In general, sharing data will remain under development, probably indefinitely. New research tools and growing data pools will require ongoing technological advances to keep the sharing doable. With every advance, though, sharing data will increase around the world.
Outcomes From Amsterdam
When proteomic experts gathered in Amsterdam on August 14, 2008, to attend the International Summit on Proteomics Data Release and Sharing Policy, they focused on ways to get proteomic data into the public domain. "Our primary focus was on policy," says Henry Rodriguez, director of clinical proteomic technologies for cancer at the U.S. National Cancer Institute.
One policy decision involved when data should be released. In Amsterdam, Rodriguez and his colleagues concluded that it depends on the source of the data. If the data come from an individual researcher’s lab, the data should be released when the work gets published. For large-scale community projects designed to advance science in general, however, the data should be released as they are generated, provided that appropriate procedures exist to control the data quality.

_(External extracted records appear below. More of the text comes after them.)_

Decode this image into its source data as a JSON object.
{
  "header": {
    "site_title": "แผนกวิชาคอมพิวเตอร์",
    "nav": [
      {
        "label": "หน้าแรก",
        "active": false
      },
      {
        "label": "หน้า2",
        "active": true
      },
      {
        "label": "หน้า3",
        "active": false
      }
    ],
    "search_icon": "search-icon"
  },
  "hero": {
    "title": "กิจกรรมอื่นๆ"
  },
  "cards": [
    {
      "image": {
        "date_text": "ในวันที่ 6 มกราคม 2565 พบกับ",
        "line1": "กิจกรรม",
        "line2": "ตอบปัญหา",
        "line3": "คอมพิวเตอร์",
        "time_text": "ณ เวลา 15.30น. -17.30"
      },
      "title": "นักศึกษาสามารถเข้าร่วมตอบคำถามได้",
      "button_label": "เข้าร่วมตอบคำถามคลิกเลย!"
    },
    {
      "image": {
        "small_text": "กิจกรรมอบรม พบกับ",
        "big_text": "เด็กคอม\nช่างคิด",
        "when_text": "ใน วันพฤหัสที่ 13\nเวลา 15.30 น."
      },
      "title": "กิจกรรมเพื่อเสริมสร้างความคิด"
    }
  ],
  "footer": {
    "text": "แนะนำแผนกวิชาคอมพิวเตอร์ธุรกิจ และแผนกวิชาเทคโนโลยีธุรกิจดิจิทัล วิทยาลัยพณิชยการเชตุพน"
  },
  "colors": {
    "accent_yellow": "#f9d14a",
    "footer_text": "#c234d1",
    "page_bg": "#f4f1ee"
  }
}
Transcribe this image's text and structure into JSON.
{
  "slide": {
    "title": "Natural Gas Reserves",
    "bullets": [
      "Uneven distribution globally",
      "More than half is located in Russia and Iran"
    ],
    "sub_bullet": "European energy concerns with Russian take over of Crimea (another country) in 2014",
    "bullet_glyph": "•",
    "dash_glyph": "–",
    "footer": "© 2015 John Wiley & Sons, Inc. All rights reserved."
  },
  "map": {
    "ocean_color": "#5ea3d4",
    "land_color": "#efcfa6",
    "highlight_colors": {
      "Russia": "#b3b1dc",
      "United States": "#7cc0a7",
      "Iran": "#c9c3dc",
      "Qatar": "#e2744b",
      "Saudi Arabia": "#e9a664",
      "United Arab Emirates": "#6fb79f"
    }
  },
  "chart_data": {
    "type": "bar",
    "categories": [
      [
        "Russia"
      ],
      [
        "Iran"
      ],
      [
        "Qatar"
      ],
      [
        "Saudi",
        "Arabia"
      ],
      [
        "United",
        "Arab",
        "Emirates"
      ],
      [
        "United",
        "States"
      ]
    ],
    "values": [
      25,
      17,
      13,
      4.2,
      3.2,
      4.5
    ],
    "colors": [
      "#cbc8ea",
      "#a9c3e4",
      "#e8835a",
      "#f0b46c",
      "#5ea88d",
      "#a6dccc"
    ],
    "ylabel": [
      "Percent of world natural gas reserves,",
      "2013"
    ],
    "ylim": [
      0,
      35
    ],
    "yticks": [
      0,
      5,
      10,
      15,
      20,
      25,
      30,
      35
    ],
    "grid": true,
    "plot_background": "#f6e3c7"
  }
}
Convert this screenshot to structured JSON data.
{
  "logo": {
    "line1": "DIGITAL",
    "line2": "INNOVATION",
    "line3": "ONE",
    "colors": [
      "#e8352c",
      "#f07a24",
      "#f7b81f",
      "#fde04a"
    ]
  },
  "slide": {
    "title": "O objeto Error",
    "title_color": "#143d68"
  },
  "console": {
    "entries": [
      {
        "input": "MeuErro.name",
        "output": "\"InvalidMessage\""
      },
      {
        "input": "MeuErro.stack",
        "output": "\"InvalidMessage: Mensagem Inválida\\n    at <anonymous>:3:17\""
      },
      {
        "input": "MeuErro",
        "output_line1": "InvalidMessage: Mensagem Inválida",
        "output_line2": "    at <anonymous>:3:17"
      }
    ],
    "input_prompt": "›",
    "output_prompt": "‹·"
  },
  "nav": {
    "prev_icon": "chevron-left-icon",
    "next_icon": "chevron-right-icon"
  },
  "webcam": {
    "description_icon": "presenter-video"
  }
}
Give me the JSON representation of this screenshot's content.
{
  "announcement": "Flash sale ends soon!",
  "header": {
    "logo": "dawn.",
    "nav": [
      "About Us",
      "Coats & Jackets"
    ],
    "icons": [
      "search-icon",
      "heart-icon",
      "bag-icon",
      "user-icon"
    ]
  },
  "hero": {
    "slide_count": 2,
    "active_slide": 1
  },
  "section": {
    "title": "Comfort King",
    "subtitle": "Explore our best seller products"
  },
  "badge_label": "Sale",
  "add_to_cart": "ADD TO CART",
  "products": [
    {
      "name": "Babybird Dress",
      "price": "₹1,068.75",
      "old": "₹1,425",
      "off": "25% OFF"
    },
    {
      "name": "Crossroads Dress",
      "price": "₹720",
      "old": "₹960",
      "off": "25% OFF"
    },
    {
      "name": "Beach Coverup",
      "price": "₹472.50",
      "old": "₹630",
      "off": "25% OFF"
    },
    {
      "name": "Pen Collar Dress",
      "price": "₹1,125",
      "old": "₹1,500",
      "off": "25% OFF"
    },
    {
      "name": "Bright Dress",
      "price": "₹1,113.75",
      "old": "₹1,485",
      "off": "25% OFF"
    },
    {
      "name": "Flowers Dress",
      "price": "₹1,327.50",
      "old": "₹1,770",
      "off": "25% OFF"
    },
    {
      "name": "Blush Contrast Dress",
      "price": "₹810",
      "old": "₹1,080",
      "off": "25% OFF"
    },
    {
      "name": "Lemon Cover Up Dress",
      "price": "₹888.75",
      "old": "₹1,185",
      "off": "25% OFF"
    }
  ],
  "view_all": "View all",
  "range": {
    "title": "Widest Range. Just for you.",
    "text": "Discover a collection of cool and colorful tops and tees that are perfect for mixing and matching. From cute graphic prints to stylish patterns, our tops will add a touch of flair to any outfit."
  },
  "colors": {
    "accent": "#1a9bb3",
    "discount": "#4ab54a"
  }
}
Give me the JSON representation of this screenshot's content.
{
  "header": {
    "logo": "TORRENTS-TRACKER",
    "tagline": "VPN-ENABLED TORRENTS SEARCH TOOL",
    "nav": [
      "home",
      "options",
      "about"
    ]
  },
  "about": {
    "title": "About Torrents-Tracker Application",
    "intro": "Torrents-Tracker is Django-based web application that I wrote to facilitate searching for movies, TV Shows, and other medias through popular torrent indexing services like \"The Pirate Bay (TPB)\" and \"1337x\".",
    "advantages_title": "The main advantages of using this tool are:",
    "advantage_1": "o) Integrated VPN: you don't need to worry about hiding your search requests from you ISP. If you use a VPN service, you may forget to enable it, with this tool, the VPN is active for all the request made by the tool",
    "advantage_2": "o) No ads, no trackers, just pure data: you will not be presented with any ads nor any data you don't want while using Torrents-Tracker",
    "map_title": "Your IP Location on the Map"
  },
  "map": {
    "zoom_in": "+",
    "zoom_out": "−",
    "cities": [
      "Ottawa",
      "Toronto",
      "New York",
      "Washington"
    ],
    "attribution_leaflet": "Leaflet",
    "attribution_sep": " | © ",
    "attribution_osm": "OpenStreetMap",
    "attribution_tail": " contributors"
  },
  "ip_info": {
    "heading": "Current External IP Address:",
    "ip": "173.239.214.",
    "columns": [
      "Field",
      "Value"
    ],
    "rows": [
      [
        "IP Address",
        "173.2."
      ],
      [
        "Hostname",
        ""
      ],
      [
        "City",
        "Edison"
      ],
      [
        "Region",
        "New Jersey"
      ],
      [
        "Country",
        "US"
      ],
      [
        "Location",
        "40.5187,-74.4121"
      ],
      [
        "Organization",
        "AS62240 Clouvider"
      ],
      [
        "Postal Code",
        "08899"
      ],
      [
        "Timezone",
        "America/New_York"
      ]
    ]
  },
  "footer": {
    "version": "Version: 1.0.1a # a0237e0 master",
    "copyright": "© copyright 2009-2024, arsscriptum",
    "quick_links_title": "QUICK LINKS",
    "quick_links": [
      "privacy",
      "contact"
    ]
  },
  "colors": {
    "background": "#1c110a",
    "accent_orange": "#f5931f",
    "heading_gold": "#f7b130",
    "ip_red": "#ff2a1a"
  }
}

In Amsterdam, the experts also considered what kind of data should be made available. "Raw data are the data that should go into the public domain," Rodriguez says. "Even if you agree to release raw data, though, they must be extremely well annotated with metadata. That defines the quality of the data itself."
Although many details must still be resolved, the intent is certain. "It is clear to me and others," Rodriguez says, "that data sharing expands and expedites research findings, especially where they are applicable to disease."
Putting Patients Together
In 2004 a trio of M.I.T engineers—brothers Ben and Jamie Heywood and long-time friend Jeff Cole—founded PatientsLikeMe. In fact, this project really started in 1998, when another Heywood brother, Stephen, was diagnosed with amyotrophic lateral sclerosis (ALS), often called Lou Gehrig’s disease. Although ALS is always fatal, slowly destroying the central nervous system, the Heywoods started looking for ways to give Stephen the best life that he could have. In 1999 Jamie founded the ALS Therapy Development Institute to speed up the generation of new treatments. Beyond finding new molecules, though, the Heywoods and Cole wanted to do even more. As described on the PatientsLikeMe website: "Our goal is to enable people to share information that can improve the lives of patients diagnosed with life-changing diseases. To make this happen, we’ve created a platform for collecting and sharing real world, outcome-based patient data (patientslikeme.com) and are establishing data-sharing partnerships with doctors, pharmaceutical and medical device companies, research organizations and non-profits."
This work goes beyond ALS. In fact, PatientsLikeMe plans to soon cover more than 50 diseases. It already provides communities for people with depression, HIV/AIDS, multiple sclerosis, Parkinson’s disease and other afflictions. Perhaps most important of all, PatientsLikeMe reveals some of the breadth behind the ways that people can collect and distribute information. "PatientsLikeMe consists of groups of people coming together to share data in dramatically new ways," says Patrick L. Taylor, deputy general counsel and chief counsel for research affairs at Children’s Hospital Boston and assistant clinical professor at Harvard Medical School, and a well-known expert on data sharing. "These data become a source of further data sharing. It’s patient-specific, phenotypically interesting, longitudinal data shared by patients themselves."